C'est aux Pays-Bas que la gauche a subi sa plus grande défaite. Lors des élections provinciales du 8 mars, les candidats du Parti du travail ont connu non seulement leur plus grave revers depuis 1945, mais aussi leur cinquième échec électoral consécutif. Intervenu après la présentation d'un plan d'austérité draconien, ce très mauvais résultat des travaillistes n'a cependant pas remis en cause leur alliance gouvernementale avec les chrétiens-démocrates du Premier ministre Ruud Lubbers.
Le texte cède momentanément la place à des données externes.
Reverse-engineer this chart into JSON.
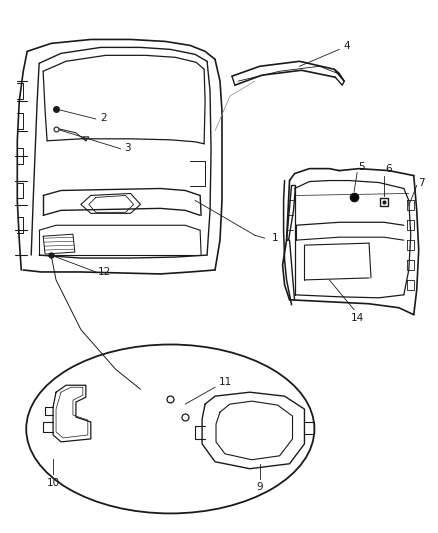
{
  "background_color": "#ffffff",
  "line_color": "#1a1a1a",
  "fig_width": 4.38,
  "fig_height": 5.33,
  "dpi": 100,
  "label_fontsize": 7.5
}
En Grande-Bretagne, depuis la démission de Mme Margaret Thatcher le 22 novembre 1990, les conservateurs ont quelque peu infléchi leur politique. Devant l'impopularité de la « poll tax », impôt local par capitation, le nouveau Premier ministre, M. John Major, a annoncé sa forte réduction pour l'année fiscale en cours et sa suppression en 1993. Malgré cette décision, les conservateurs ont subi une défaite aux élections locales qui ont eu lieu le 2 mai en Angleterre et au pays de Galles. À cette occasion, ils ont perdu plus de 6 % des sièges au profit des travaillistes et des démocrates-libéraux. La crise économique que traverse le Royaume-Uni s'est seulement ralentie, et le chômage a continué à augmenter.
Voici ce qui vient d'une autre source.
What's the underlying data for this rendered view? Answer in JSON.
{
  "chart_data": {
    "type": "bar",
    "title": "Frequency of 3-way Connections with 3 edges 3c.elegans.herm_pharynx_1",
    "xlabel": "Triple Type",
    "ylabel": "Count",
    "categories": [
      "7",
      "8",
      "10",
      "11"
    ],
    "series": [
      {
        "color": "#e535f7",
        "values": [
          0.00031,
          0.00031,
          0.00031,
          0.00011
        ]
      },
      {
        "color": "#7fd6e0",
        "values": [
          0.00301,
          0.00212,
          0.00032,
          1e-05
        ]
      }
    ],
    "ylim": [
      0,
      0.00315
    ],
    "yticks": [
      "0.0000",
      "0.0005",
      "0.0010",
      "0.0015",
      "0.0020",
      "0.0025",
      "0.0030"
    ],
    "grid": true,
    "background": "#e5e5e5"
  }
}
En Irlande du Nord, la situation n'a guère évolué. L'Armée républicaine irlandaise (IRA) a encore frappé : le 7 février, elle a bombardé au mortier la résidence du Premier ministre, et, le 18 février, des attentats ont été commis dans deux gares londoniennes. Depuis 1983, c'était la première fois que l'IRA visait des lieux publics en Angleterre. Les premiers pourparlers entre catholiques et protestants depuis 1973, qui se sont tenus ensuite à Belfast du 17 juin au 3 juillet, n'ont pas abouti. Du 27 août au 12 septembre, des jeunes des banlieues d'Oxford, de Cardiff, de Birmingham et de Newcastle se sont livrés au vandalisme et ont affronté violemment les forces de l'ordre.

CEE + AELE = EEE

Depuis son unification, le 3 octobre 1990, l'Allemagne constitue un cas particulier. Elle a connu une année très tendue, surtout dans les territoires de l'ancienne RDA, où un chômage massif est apparu au cours des six premiers mois : en mars, on comptait ainsi 2 808 000 personnes sans emploi, dont 2 millions de chômeurs à temps partiel. La politique de privatisation hâtive menée par la Treuhand et l'exclusion du service public des anciens collaborateurs de la STASI ont contribué à renforcer le malaise dans les Länder orientaux ; mais la principale raison de cette dégradation du climat était le mépris trop souvent montré par les Allemands de l'Ouest (les Wessis) à l'encontre de leurs compatriotes de l'Est (les Ossis), auxquels ils voulaient imposer brutalement leur système économique et social. La tension a culminé le 1er avril avec l'assassinat à Düsseldorf de Detlev Rohwedder, président de la Treuhand, par des membres de la Fraction armée rouge. Peu après, le 12 avril, la Treuhand, la Confédération des syndicats (le DGB), l'opposition social-démocrate et le gouvernement ont décidé de coopérer pour résorber la crise.